The sensor on the GFX 100 II is not quite as large as a 65mm film frame, but it was just one of several exhibits which pushed sheer size. It’s difficult not to return to Blackmagic and its announcement of a 17K large-format camera, but it’s far from the only big-picture vendor. Stroll down to the bottom of South Hall and we find Lasergraphics with its large-format scanner hard at work on a 70mm print. As we’ve already seen, little of this is really to do with a technical demand for quality; even modest modern cameras exceed the standard to which cinema audiences have been accustomed for almost a century. If camera equipment is haute couture, though, it seems that sensors are being worn large this year.

The situation provoked a lot of activity on NAB’s seminar tracks, too, with people from IMAX itself presenting with lots of good news about revenues and installations. At the same time, there’s a certain realism at play: not everything that goes to theatrical exhibition can be a Dune or an Oppenheimer, but it wouldn’t be unreasonable to expect the immediate future to include a lot more of this kind of thing.

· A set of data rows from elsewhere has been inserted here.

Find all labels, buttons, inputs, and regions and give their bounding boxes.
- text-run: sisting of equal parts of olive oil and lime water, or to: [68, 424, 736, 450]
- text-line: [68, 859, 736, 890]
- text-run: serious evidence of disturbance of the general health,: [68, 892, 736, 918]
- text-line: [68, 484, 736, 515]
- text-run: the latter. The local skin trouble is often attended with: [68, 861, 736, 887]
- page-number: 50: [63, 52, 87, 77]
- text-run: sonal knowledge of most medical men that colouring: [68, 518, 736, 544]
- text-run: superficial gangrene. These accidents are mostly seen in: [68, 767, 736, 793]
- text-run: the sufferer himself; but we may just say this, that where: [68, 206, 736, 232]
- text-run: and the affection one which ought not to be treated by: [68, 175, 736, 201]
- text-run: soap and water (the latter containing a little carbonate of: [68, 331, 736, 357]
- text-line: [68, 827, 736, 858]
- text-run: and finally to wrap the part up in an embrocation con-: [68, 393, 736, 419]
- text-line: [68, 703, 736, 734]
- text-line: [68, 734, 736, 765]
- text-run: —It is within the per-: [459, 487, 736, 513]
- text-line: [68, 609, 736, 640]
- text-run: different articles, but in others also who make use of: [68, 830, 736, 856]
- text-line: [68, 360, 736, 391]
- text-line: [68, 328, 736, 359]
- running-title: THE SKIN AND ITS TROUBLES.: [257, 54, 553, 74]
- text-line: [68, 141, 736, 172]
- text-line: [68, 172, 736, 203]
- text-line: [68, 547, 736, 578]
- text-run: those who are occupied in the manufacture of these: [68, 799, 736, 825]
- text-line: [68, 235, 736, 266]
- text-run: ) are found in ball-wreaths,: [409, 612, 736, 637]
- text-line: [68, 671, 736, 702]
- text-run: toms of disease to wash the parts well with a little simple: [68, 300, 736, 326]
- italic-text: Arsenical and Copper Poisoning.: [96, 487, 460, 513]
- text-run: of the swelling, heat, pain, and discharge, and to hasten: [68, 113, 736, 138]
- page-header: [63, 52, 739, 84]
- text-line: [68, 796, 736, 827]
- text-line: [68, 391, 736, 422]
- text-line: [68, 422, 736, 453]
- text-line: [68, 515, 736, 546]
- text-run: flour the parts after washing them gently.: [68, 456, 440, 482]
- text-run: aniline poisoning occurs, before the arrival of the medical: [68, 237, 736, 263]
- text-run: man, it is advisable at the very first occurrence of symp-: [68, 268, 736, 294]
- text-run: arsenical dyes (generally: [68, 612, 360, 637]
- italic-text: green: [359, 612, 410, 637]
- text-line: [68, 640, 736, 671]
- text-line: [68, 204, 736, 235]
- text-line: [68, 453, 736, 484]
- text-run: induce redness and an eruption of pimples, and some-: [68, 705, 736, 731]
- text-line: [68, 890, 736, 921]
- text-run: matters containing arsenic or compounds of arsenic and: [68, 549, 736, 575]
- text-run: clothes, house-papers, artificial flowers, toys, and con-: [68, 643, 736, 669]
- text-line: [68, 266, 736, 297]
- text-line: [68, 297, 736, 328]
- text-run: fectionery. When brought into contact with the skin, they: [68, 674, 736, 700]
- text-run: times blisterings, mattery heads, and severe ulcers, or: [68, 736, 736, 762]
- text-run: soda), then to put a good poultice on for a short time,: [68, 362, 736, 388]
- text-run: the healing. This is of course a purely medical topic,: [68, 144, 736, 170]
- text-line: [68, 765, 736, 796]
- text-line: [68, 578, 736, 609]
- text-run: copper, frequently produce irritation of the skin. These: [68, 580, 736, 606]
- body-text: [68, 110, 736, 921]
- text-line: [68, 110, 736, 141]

Going any bigger, though, hits practicality problems, and it’s perhaps no surprise that the experience which felt biggest actually took place inside Apple’s Vision VR/AR device. While technically very capable, the hardware has suffered a rather muted reception, much in the vein of the virtual reality hardware which preceded it. Ateme’s demo was principally of its new VVC codec technology, and showed a persuasively crisp, clear view of someone doing stunts atop a dizzying mountain abyss. It’s 360-degree video, not a true volumetric 3D representation of a space, but it works well enough to induce genuine vertigo.

For volumetric video, we need to go and see V-Nova. The company’s main push has been for MPEG’s LCEVC, the low-complexity enhancement video codec, which is designed to add quality to broadcasts as an optional layer atop more conventional compression algorithms. Bringing new technologies to distribution inevitably engages issues of standardization and manufacturer adoption which can be very hard work, but the SBTVD Forum recently published a quality assessment performed as part of a deployment in Brazil which is to implement LCEVC.

It’s the company’s PresenZ point-cloud codec, though, which has the potential to encode vast spaces and represent them using Apple’s head-mounted display, something that would fit easily in a small backpack. In a year where the watchword of consumer entertainment seems to have been bigger, the zenith of achievement, then, seems to be smaller. The long term effects of all these next-generation ideas seems likely to be influenced at least as much by our desire to share an experience as it is by the technology used to create that experience. And, if that’s too much philosophy for a technical trade show, there’s never been a better time to take refuge in the idea that bigger is better, even at a time when the industry is still spinning up.